Pourquoi dites-vous qu’on s’est trompé en voulant comparer les intelligences animale et humaine ?

On peut comparer l’intelligence des humains et celles d’autres primates, parce que nous sommes à bien des égards semblables. Mais avec une espèce très différente, comme les chauves-souris ou les dauphins, la comparaison a moins de sens. “Sommes-nous plus intelligents qu’un poulpe ou qu’un chien ?” n’est pas une question intéressante. Ils ont des capacités cognitives très différentes, comme détecter une petite proie dans l’obscurité. N’importe quel ingénieur spécialiste des systèmes radar des avions vous dira que c’est une compétence très complexe. Mais nous réduisons ces capacités “exotiques” à l’instinct ou à la perception. Nous ne pouvons pas nous intéresser uniquement aux domaines où nous excellons, comme la langue et l’utilisation d’outils. On a dépensé beaucoup d’énergie à chercher le langage chez l’animal et cela n’a pas donné beaucoup de résultats.

Justement, de l’absence de langage on a souvent déduit l’absence de pensée. Or, selon vous, l’homme est la seule espèce linguistique.

Oui, je crois que la langue est une capacité uniquement humaine, pas la communication – beaucoup d’animaux sont très bons en cela -, je parle de la communication symbolique, qui est notre spécialité. Mais la langue ne pense pas, elle dépend de la pensée, et celle-ci peut se faire sans langage. Les animaux résolvent des problèmes complexes sans parler. Tout ce qu’ajoute la langue est de nous aider à communiquer nos pensées.

Après avoir passé des décennies à étudier les animaux, avez-vous vu évoluer notre relation à l’animal ?

Le regard sur l’animal a changé. Ma propre recherche et les livres que j’écris contribuent à ce changement. Je suis un membre du conseil de Chimp Haven, un sanctuaire qui reçoit beaucoup de chimpanzés de laboratoire et les met à la retraite dans de grandes îles boisées en Louisiane. Mais le problème principal est celui du sort réservé au bétail. Les animaux de ferme se comptent en milliards, mais nous ne les voyons jamais. Ils sont comme invisibles. Ce qui freine la prise de conscience.

Qu’avez-vous appris sur l’intelligence humaine ?

Les neurosciences animales montrent combien d’eux est en nous, et combien de nous est en eux. Même les rats sont souvent utilisés pour modéliser les neurosciences humaines. Essentiellement, tous les cerveaux des mammifères fonctionnent de la même manière. Cependant, l’intelligence universelle n’existe pas, chaque espèce a ses propres besoins et spécialisations. C’est ce que nous avons appris au cours des vingt-cinq dernières années avec les études animales.

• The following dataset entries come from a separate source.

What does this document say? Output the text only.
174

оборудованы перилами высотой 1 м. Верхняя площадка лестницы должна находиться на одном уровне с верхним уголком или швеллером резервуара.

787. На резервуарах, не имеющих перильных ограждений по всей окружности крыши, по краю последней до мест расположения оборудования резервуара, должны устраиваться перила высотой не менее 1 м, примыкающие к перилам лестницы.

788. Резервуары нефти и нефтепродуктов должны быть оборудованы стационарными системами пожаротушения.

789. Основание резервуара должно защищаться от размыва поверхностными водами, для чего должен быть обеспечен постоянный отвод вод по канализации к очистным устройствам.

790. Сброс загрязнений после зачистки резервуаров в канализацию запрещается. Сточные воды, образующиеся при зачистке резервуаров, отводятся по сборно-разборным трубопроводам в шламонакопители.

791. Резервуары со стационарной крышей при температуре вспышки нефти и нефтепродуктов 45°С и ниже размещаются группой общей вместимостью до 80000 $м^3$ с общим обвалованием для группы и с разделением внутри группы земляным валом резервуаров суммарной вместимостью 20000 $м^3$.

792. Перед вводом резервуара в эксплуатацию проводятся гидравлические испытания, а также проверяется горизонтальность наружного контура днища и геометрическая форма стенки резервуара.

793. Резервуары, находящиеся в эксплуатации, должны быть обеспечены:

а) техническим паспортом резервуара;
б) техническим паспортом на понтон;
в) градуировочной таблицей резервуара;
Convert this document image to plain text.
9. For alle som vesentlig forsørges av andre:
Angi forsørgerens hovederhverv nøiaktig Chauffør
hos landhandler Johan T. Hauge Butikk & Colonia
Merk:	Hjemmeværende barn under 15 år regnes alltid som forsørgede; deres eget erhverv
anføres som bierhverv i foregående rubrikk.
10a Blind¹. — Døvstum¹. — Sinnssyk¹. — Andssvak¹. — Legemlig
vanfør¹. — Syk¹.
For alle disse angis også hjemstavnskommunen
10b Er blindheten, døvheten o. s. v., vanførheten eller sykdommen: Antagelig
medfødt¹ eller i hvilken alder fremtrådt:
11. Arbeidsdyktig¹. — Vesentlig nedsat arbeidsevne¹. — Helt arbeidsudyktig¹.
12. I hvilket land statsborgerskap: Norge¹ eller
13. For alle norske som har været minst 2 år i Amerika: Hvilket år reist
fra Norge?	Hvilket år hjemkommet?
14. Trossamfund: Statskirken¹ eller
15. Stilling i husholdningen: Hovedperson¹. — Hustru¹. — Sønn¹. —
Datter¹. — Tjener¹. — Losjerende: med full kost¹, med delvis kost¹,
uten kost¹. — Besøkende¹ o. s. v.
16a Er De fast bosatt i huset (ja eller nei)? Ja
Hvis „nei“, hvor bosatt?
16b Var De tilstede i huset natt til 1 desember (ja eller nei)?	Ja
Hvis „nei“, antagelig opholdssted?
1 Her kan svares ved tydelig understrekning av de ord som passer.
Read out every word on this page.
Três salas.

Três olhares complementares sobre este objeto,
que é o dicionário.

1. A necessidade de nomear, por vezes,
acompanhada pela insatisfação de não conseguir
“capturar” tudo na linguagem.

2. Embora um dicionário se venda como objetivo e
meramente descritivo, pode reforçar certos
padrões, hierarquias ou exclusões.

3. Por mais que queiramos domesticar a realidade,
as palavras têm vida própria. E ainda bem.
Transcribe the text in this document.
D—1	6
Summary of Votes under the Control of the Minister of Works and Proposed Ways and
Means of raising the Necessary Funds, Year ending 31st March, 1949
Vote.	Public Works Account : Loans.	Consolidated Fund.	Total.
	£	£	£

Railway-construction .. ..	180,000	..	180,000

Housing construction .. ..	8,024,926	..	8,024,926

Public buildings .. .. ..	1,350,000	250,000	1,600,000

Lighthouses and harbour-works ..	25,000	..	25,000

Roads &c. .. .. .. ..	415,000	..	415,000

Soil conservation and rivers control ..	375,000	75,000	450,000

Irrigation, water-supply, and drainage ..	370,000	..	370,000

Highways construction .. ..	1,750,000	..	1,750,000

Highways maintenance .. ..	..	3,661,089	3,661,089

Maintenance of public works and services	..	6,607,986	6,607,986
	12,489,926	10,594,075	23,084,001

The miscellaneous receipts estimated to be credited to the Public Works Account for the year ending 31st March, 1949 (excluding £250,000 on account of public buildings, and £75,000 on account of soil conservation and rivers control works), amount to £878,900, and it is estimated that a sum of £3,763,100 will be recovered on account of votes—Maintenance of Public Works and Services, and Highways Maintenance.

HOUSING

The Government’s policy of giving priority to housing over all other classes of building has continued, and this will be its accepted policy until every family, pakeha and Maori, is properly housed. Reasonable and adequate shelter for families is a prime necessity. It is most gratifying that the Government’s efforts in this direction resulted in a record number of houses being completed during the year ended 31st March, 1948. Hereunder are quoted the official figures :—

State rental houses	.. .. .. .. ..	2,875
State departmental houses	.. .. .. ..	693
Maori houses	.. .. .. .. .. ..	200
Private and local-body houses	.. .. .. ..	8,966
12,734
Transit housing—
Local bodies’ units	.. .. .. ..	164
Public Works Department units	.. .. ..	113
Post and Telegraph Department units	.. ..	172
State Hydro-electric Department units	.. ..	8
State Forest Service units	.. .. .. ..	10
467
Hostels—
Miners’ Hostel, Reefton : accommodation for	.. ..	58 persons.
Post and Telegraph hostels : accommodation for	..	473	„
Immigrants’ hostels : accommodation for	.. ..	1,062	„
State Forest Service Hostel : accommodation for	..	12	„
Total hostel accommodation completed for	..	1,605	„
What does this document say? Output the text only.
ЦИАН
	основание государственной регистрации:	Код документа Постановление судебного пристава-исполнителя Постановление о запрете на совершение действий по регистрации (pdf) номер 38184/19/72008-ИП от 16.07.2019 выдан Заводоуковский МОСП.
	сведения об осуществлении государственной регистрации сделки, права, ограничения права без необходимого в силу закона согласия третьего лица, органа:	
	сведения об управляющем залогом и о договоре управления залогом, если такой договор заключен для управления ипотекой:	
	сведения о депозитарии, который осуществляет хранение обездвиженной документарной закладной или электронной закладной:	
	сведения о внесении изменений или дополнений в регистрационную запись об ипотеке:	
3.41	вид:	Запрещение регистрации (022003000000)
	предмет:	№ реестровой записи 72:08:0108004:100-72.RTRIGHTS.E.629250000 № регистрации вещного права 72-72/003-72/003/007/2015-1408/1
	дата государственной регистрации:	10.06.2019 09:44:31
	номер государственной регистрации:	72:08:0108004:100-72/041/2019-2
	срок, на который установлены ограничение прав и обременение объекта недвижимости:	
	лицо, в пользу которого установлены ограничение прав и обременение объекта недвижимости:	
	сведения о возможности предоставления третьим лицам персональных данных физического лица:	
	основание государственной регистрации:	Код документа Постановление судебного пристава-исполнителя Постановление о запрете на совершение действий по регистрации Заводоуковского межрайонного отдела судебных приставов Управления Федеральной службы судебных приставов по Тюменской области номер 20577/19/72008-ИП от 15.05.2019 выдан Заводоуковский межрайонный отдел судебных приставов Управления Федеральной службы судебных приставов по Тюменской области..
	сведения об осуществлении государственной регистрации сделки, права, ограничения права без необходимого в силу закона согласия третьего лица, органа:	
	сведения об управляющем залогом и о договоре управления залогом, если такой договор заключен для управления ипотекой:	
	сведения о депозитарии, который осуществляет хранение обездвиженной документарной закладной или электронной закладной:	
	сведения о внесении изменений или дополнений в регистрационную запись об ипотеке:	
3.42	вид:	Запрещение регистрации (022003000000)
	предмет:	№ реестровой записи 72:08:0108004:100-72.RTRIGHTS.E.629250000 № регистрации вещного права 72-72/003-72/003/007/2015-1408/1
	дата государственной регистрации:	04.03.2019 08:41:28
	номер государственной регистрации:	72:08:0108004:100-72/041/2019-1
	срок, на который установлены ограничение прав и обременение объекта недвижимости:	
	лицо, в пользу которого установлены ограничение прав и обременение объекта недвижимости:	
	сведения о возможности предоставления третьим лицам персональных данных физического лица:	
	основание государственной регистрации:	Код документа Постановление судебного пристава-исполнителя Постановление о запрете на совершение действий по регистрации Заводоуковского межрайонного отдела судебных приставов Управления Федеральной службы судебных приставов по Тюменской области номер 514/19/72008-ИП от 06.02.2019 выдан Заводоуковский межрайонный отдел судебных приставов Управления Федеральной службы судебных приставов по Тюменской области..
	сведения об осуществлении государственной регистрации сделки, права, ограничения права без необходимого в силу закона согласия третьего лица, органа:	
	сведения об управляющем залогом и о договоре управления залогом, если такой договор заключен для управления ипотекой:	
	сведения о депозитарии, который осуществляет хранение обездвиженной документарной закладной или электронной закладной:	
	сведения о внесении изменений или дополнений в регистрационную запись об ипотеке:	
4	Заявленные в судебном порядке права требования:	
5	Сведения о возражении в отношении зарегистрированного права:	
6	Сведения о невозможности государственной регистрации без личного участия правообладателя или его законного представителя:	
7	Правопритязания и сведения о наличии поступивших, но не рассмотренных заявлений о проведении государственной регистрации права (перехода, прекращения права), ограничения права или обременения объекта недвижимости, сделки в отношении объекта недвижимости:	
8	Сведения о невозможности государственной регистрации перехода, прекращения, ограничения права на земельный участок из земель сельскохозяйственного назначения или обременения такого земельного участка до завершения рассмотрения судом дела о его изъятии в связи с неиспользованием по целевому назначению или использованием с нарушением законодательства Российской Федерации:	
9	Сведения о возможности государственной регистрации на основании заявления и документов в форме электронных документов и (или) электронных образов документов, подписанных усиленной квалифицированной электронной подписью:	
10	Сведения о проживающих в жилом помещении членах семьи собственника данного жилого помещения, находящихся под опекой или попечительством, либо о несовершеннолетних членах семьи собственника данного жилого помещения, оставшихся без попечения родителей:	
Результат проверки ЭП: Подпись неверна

Prenez par exemple Ayumu, un jeune chimpanzé mâle à l’Institut de primatologie de l’université de Kyoto, au Japon. En 2007, il a réussi à mettre KO la mémoire humaine : il s’est souvenu de l’emplacement sur un écran tactile d’une série de chiffres de 1 à 9, apparus de façon aléatoire puis rapidement remplacés par des pastilles blanches. Avec 80 % de précision, quelque chose qu’aucun humain n’a réussi à faire jusqu’à présent. Lorsque les chercheurs ont réduit à quelques secondes le laps de temps avant d’effacer les chiffres, Ayumu est resté aussi précis. On a fait s’affronter Ayumu et un champion britannique connu pour sa capacité à mémoriser des cartes. Ayumu l’a écrasé. La rencontre, jugée trop embarrassante, n’a jamais été montrée à la télévision.

Les éthologues se sont intéressés aux espèces sauvages avant de se pencher sur les espèces domestiques. Pour quelle raison ?

En général, les grands singes ont été les premiers à inspirer des découvertes grâce à leur intelligence manifeste. Une fois qu’ils ont rompu la digue entre les humains et le reste du règne animal, les vannes de la recherche se sont ouvertes à l’intégration des autres espèces, les unes après les autres.

La domestication n’apporte-t-elle pas un surplus d’intelligence ?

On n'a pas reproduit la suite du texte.